Papel da Vitamina C e Tiamina no tratamento
adjuvante da sepse (Protocolo Marik)
A sepse permanece como uma das principais causas de mortalidade em unidades de terapia intensiva, caracterizada por uma resposta inflamatória sistêmica desregulada associada à infecção, com rápida progressão para disfunção orgânica. Diante da complexidade fisiopatológica da sepse e das limitações das terapias convencionais, estratégias adjuvantes têm sido investigadas com o objetivo de melhorar os desfechos clínicos. Nesse contexto, ganhou destaque o uso combinado de vitamina C e tiamina, especialmente após a proposta do chamado Protocolo Marik, que despertou grande interesse na comunidade científica e assistencial.

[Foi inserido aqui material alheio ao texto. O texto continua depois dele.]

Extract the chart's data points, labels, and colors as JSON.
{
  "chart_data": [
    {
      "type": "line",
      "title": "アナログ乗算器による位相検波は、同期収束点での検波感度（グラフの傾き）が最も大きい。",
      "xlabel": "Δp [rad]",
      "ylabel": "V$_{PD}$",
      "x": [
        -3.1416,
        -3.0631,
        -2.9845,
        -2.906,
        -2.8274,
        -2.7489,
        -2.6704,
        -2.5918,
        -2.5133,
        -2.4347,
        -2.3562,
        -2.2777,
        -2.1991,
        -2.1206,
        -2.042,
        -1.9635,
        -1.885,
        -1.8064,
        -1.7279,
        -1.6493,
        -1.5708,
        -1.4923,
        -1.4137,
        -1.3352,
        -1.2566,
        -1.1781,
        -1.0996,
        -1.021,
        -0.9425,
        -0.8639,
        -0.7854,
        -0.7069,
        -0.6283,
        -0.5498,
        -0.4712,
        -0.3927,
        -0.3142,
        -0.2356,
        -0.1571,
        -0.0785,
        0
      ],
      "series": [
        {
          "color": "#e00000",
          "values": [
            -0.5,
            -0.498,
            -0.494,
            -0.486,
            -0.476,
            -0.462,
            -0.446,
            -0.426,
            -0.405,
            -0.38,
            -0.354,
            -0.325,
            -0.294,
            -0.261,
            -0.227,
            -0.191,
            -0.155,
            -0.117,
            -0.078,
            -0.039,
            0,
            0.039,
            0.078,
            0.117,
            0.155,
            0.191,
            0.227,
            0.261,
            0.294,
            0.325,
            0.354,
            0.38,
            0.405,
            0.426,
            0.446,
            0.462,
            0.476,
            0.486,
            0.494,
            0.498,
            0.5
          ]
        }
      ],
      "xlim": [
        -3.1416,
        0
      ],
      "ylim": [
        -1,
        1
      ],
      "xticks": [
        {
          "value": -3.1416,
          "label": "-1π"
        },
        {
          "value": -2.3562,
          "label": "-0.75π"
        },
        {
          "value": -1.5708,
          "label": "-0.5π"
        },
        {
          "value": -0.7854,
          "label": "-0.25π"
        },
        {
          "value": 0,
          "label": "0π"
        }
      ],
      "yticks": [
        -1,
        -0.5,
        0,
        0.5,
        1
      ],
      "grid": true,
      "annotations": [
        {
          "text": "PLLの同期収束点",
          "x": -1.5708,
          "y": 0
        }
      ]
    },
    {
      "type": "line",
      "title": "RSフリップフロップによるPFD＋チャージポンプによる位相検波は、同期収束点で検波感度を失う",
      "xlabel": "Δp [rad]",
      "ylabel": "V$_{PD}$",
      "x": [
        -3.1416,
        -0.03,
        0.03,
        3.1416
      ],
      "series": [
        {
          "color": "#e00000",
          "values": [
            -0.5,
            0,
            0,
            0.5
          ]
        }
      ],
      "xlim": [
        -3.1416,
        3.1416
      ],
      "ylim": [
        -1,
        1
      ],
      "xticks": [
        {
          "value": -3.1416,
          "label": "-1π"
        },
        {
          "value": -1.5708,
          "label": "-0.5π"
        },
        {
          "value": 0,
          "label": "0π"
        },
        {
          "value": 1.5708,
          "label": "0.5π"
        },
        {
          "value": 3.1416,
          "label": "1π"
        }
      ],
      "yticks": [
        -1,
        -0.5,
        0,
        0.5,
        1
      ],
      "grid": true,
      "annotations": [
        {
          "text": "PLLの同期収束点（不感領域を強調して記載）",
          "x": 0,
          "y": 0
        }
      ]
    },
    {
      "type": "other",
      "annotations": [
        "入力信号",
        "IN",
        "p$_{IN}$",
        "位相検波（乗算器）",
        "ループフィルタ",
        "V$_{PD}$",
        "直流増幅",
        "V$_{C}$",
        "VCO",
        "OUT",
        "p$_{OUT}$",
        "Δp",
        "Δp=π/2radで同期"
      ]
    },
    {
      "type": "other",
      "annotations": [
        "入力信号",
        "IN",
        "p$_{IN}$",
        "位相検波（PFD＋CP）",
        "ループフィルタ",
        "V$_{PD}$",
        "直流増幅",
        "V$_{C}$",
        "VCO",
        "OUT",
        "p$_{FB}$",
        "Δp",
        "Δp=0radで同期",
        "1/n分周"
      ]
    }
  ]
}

O racional para o uso da vitamina C na sepse baseia-se em suas propriedades antioxidantes, anti-inflamatórias e imunomoduladoras. Durante a sepse, ocorre aumento expressivo do estresse oxidativo, com produção excessiva de radicais livres que contribuem para lesão endotelial, disfunção microvascular e falência orgânica. A vitamina C atua neutralizando essas espécies reativas, além de participar da síntese de catecolaminas endógenas, como a norepinefrina, potencializando a resposta vasopressora. Ademais, estudos demonstram que pacientes sépticos frequentemente apresentam níveis plasmáticos reduzidos de vitamina C, o que reforça a hipótese de que sua reposição pode ser benéfica.
A tiamina, por sua vez, desempenha papel fundamental no metabolismo energético celular. Trata-se de uma coenzima essencial no ciclo de Krebs e na via da pentose-fosfato, sendo crucial para a produção de ATP. Na sepse, a deficiência de tiamina é relativamente comum, especialmente em pacientes desnutridos, alcoólatras ou criticamente enfermos. A carência dessa vitamina compromete o metabolismo aeróbico, favorecendo a produção de lactato e contribuindo para a acidose metabólica. Assim, a administração de tiamina pode auxiliar na redução dos níveis de lactato e na melhora da eficiência metabólica celular.
O Protocolo Marik propõe o uso conjunto de vitamina C e tiamina, frequentemente associado à hidrocortisona, como terapia adjuvante no tratamento da sepse grave e do choque séptico. A hipótese central é que esses agentes atuariam de forma sinérgica, modulando a inflamação, protegendo o endotélio vascular e melhorando a resposta hemodinâmica. A vitamina C ajudaria a restaurar a função endotelial e a reduzir a necessidade de vasopressores, enquanto a tiamina contribuiria para a otimização do metabolismo energético e prevenção de complicações neurológicas associadas à sua deficiência.
Os primeiros relatos observacionais sugeriram benefícios expressivos dessa abordagem, incluindo redução da mortalidade, do tempo de uso de vasopressores e da progressão para falência orgânica. No entanto, estudos clínicos randomizados subsequentes apresentaram resultados mais heterogêneos, sem confirmar de forma consistente os efeitos dramáticos inicialmente descritos. Ainda assim, muitos trabalhos indicam possíveis benefícios em subgrupos específicos de pacientes, especialmente quando a terapia é iniciada precocemente.
Do ponto de vista da segurança, tanto a vitamina C quanto a tiamina apresentam perfis favoráveis, com baixo risco de efeitos adversos quando utilizadas nas doses propostas. A tiamina, em particular, é considerada segura e sua administração profilática é amplamente recomendada em pacientes críticos sob risco de deficiência. A vitamina C, embora geralmente bem tolerada, requer cautela em pacientes com insuficiência renal grave devido ao risco teórico de oxalose.
O papel do farmacêutico clínico é fundamental na implementação desse tipo de terapia adjuvante. A avaliação de indicações, doses, interações medicamentosas, estabilidade das soluções intravenosas e monitoramento de possíveis efeitos adversos são responsabilidades centrais desse profissional, garantindo o uso racional e seguro do protocolo.
A vitamina C e a tiamina representam estratégias promissoras no tratamento adjuvante da sepse, fundamentadas em mecanismos fisiopatológicos plausíveis. Embora o Protocolo Marik ainda seja objeto de debate científico, sua proposta contribuiu significativamente para ampliar a discussão sobre terapias metabólicas na sepse. A utilização criteriosa dessas vitaminas, integrada ao tratamento padrão e baseada na avaliação individual do paciente, pode oferecer benefícios adicionais, especialmente quando inserida em uma abordagem multiprofissional e fundamentada em evidências atualizadas.